The atrociously murderous − 600,000 dead, according to the African Union − and destructive war that pitted the Ethiopian federal army against the insurgents of the Tigray People’s Liberation Front between 2020 and 2022 may have ended militarily in favor of the Ethiopian troops. Drought and then the destructive rains that followed the armed conflict condemned over 90% of Tigray’s 6 million inhabitants to malnutrition. Just as the United Nations was about to recognize the state of famine, the World Food Program suspended its food distributions between March and December 2023 due to a huge aid diversion scandal. In the meantime, famine has set in and the death toll is rising.
Ahmed’s government denies the situation. Acknowledging the famine would awaken the ghosts of the past and contradict the rhetoric that presents the country as the future grain supplier of Africa. But the authorities in Addis Ababa are accused of abandoning the Tigrayans to their fate in order to complete the region’s kneecapping. It has to be said that Abiy, hailed as a liberal reformer when he came to power in 2018, to the point of being awarded the Nobel Peace Prize the following year, has above all demonstrated his ability to fan the flames of the many conflicts that pit the ethnolinguistic communities of this diverse country against each other, in Tigray, but also in the Oromia and Amhara regions.
In this country of 120 million inhabitants with considerable economic and human potential, the only one in Africa never to have been colonized, Abiy the modernizer has turned into an autocrat. The messianic overtones of this convert to Pentecostalism can no longer hide the reality: the loss of control not only of the territory he claimed to unify but also of the economy, plagued by the black market. Nationalist and warmongering rhetoric, such as the demand for access to the Red Sea, is compounded by the repression of opponents and journalists.
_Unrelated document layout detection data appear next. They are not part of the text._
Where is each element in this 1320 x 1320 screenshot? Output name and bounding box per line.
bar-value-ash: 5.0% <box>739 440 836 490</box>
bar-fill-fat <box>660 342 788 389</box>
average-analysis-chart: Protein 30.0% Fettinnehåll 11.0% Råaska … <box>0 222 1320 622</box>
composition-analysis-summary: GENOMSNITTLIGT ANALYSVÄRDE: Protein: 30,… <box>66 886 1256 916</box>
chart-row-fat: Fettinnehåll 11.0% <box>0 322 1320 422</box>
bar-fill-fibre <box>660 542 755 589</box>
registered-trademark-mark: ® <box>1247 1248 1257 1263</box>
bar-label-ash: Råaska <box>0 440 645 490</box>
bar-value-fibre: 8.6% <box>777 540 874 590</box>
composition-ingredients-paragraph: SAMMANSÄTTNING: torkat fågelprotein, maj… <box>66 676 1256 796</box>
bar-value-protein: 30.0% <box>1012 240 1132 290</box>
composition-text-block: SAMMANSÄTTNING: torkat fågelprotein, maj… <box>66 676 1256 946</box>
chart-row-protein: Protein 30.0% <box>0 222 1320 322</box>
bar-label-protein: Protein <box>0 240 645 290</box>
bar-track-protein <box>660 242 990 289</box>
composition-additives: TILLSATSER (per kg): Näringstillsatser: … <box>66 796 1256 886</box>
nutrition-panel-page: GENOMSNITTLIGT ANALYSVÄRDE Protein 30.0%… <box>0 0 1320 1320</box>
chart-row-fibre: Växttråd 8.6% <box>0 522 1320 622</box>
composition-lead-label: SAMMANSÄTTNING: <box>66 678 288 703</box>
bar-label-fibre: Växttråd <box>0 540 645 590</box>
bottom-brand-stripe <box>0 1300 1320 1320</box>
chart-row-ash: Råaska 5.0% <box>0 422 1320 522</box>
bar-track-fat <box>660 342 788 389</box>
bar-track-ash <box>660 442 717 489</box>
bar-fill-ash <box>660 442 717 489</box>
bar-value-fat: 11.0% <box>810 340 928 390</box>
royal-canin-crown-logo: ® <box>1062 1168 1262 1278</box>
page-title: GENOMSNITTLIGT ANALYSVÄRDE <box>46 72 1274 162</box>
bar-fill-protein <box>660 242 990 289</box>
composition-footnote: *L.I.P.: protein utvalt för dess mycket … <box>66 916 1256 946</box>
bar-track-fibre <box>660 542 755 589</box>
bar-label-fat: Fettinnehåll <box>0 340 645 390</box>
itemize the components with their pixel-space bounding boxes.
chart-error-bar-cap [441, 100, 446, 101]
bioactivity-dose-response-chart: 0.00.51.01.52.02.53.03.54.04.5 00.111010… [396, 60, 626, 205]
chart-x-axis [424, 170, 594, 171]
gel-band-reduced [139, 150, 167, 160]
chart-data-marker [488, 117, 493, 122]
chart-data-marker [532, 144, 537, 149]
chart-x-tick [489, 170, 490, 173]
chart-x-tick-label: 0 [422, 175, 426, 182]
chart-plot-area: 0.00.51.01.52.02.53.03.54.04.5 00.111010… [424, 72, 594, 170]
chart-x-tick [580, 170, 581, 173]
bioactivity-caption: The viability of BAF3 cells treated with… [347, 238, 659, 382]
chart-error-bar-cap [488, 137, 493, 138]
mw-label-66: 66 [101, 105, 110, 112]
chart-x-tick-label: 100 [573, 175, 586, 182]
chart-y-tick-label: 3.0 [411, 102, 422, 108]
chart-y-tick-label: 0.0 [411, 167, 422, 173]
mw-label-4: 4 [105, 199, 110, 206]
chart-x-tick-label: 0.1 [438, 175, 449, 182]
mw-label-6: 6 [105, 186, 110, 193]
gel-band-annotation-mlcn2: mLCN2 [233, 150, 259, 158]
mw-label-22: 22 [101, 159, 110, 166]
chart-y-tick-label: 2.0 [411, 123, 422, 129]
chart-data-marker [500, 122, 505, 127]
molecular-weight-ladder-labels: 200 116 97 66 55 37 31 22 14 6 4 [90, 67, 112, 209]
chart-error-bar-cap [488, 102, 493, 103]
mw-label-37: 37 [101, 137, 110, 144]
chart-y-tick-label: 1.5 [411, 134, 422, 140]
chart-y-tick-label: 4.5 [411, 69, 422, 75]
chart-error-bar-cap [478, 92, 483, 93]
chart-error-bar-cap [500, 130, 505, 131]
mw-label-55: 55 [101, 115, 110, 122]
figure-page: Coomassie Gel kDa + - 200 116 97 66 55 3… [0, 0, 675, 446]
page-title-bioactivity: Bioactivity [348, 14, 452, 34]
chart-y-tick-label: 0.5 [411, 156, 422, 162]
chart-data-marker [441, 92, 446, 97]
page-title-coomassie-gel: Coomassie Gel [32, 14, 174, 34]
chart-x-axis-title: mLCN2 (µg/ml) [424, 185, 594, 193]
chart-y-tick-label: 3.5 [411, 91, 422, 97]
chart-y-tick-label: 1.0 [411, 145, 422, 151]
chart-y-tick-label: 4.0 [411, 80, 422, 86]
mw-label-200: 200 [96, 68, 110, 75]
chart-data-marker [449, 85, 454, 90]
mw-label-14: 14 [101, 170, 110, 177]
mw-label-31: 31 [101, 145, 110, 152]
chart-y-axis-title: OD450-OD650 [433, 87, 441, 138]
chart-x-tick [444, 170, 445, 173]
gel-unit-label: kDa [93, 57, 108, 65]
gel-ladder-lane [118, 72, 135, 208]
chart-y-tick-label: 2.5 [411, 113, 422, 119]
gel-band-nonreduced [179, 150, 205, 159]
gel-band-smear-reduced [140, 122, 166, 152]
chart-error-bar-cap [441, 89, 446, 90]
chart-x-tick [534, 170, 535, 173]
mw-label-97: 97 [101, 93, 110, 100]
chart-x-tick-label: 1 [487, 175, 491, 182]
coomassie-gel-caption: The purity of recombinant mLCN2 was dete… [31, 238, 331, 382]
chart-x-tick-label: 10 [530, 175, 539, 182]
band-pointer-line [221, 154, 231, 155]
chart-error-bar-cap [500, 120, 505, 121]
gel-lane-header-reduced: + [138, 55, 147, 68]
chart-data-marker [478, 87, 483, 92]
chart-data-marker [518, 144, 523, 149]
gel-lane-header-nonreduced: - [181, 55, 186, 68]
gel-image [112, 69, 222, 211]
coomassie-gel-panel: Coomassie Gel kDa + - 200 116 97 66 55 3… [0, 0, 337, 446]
The famine raging in Tigray, and Ahmed’s denial of it, is yet another symptom of a drift against which the international community should be mobilizing. In Ethiopia, as elsewhere, the repeating of historical tragedies is not inevitable. In this vast country, which needs to reconcile all its demographic groups, no lasting peace can be built by humiliating one part of the population, let alone by turning a blind eye to the flagrant humanitarian tragedy it is suffering.